Fransa genelinde günlerdir devam eden çiftçi eylemleri, devlet yetkilileri ve tarımda en büyük çiftçi sendikaları arasında yapılan görüşme ve anlaşmalarla sonlandırılmak isteniyor.
Büyük çiftçilerin bağlı olduğu sendikanın yöneticileri ile devlet yetkilileri eylemin bittiğini söylese de son sözü çiftçiler ve birleşik eylemlerin direnişi söyleyecek!
Fransa genelinde günlerdir devam eden çiftçi eylemleri, devlet yetkilileri ve tarımda en büyük çiftçi sendikaları arasında yapılan görüşme ve anlaşmalarla sonlandırılmak isteniyor.
1 Şubat 2024 tarihinde FNSEA sendikasının zengin yöneticisi Rousseau ve genç çiftçilerden oluşan (JA) sendika yöneticisi Arnaud Gaillot, devlet yetkilileriyle yaptıkları görüşmenin sonucunu “kendileri için” tatmin edici bularak eylemcileri eve dönmeye çağırdı. “Eve dön” çağrısı yapanlar; olur da bu karardan hoşnut olmayan, karşı çıkan, kararsız olanların da ikna olması için, “eylemlerimizde biçim değişikliğine gideceğiz ve bunu ilerleyen günlerde açıklayacağız” diyerek hareketi oyalama ve kontrol altında tutma çabasına girdiler
Fakat bu kararın bütün çiftçi örgütlerinin kararı olmadığının altını çizmekte yarar var.
Örneğin Köylü Konfederasyonu (Confédération Paysanne), medyada yayınlanan bir mesajda, hükümetin pestisit kullanımını azaltmak üzere tasarlanan Ecophyto plânının askıya alındığını duyurmasını eleştirdi.
Ülkenin üçüncü en büyük çiftçi sendikası olan Köylü Konfederasyonu, bunu “skandal” olarak değerlendirdi. “Tarlada ihtiyaç duyulan şeylerden ne kadar da uzaklaşılıyor!

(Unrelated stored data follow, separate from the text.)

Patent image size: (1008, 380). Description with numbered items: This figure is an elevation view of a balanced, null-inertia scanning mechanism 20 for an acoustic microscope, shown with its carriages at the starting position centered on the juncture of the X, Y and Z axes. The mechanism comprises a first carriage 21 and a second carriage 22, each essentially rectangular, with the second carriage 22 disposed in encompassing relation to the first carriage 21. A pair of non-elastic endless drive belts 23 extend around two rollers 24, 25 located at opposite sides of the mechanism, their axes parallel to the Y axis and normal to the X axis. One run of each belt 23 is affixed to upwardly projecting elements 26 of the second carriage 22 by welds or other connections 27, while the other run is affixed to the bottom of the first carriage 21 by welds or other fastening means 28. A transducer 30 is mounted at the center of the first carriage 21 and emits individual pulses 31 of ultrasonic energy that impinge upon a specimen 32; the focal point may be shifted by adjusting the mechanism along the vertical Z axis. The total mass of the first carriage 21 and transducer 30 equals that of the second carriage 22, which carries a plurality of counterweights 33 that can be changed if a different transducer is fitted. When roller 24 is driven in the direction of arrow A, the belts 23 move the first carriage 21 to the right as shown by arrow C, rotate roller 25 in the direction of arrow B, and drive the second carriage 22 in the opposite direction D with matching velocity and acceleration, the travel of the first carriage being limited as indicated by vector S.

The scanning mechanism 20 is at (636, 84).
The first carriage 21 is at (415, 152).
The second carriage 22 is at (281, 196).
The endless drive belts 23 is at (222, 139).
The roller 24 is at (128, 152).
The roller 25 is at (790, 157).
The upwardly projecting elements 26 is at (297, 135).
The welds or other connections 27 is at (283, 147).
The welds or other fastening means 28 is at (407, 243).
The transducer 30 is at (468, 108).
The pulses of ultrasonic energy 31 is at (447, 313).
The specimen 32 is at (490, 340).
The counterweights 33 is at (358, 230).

Yani çiftçilerin sağlığına, topraklarımıza ve çevremize zarar vermeye ve çokuluslu pestisit üreticilerini semirtmeye devam edeceğiz” ifadelerini kullandı.

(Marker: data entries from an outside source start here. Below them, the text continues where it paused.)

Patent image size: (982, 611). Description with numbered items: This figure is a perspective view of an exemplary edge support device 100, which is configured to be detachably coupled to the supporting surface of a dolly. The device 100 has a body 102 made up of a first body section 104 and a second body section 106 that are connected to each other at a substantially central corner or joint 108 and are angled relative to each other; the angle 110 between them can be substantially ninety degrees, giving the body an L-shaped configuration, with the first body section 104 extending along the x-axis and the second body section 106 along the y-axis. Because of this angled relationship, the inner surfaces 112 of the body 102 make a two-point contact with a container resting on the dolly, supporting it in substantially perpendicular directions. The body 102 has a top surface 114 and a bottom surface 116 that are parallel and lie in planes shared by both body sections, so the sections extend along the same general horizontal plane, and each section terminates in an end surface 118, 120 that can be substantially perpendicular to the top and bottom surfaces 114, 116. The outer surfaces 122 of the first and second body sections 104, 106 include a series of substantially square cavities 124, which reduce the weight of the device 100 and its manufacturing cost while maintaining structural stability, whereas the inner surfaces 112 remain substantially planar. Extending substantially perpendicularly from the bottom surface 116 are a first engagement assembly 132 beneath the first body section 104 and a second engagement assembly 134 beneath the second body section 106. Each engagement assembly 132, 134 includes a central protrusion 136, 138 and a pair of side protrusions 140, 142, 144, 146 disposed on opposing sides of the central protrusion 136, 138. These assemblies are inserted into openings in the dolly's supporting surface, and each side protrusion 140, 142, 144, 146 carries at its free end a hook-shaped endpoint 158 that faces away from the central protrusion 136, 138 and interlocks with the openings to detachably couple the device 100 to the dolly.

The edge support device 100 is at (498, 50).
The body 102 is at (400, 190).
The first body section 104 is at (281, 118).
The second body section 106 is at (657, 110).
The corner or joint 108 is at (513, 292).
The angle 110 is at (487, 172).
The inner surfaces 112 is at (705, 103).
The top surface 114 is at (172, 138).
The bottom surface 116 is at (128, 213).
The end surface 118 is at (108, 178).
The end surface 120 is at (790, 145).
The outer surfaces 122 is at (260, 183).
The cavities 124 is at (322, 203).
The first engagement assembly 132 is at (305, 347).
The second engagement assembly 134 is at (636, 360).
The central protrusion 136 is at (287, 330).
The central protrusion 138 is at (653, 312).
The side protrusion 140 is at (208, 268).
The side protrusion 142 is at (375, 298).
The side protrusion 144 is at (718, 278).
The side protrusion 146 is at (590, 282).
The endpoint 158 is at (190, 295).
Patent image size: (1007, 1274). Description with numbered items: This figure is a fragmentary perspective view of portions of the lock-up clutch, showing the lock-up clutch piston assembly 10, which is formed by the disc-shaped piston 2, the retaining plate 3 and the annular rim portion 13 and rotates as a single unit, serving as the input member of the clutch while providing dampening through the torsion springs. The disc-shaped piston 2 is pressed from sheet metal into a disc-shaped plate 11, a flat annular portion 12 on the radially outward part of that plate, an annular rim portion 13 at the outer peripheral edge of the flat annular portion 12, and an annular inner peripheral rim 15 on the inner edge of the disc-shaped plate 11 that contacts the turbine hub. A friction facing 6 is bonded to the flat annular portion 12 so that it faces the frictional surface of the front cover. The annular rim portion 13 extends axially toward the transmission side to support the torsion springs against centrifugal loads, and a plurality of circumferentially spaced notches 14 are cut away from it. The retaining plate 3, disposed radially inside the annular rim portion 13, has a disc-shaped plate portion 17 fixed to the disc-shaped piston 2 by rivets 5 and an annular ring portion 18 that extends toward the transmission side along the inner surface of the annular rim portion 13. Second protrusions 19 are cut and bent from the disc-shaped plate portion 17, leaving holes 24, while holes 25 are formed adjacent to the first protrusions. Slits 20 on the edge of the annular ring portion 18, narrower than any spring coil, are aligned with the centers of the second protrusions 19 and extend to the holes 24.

Köylü Konfederasyonu gibi daha birçok oluşum, sendika, dernek, koperatif, vb. alınan kararların kendilerini bağlamadığını söylüyor. Çoklu ama küçük küçük olan bu örgütlenmeler devletle yapılan pazarlıklarda maalesef yer alamadılar. Ne yazıkki Meydan FNSEA ve JA patronlarına kaldı. Onlar da çiftçi eylemlerinin gücünü arkalarına alarak kendi talepleri üzerinden pazarlığa oturdular. Taleplerine karşılık çiftçileri oyalama yatıştırma görevini üstlendiler. Kendi ürünlerine uluslararası pazarda yer yapma, daha çok pestisid daha çok ürün daha çok kâr daha çok sübvansiyon… küçüklere de biraz kırıntı sosyal yardım; yapacağız, edeceğiz vaatleri ve ‘evinize gidin bekleyin’ düştü.
İnsanlar haftada 80 saat ve üstü çalışıyor, küfreder gibi hâlâ sosyal yardımdan bahsediyorlar! Burada amaç, çiftçinin bağımsızlığını ordadan kaldırmak, emeğini yok saymak, kendine daha da bağımlı bir hale getirmek. Anlayacağımız bu anlaşmada çiftçilerin taleplerini karşılayan dişe dokunur hiçbir şey yok. Bağımsızlıklarının temeli olan taban fiyat belirlemesi yok, uluslararası tarım şirketlerinin rekabetine karşı küçük üreticiyi koruyan bir şey yok. Doğayı ve insan sağlığını koruyucu hiçbir önlem yok. Emeklilik garantisi, sağlıklı koşullarda insanca yaşayabilecekleri koşulların esamesi yok. Ama beyler bu görüşmenin sonuçlarından çok memnun!
Neyse ki bütün çiftçiler henüz son sözünü söylemedi Perşembe günü yapılan bu açıklamayı tatmin edici bulmayarak eylemlerine devam edenler var.
Açıklamanın yapıldığı saatler sonrası bölgelerde traktörler otoyolları kapatmaya, uluslararası ürün taşıyan kamyonları kontrol etmeye, devlet kurumlarını gübreyle boyamaya büyük alışveriş mağazalarında bedava alışverişler örgütlemeye devam ettiler.
Büyük sendikaların kapalı kapılar arkasında aldığı bu kararlar Fransız çiftçiler üzerinde ne kadar etkili olur bilemeyiz. Bunu önümüzdeki günlerde göreceğiz. Belirleyici olan, çiftçilerin ve hepimizin zarar gördüğü/göreceği sınai tarım ürünü üretenlere karşı çiftçi-tüketici ortaklığında vereceğimiz kavganın seyri belirleyecek
Yani son sözü direnenler söyleyecek!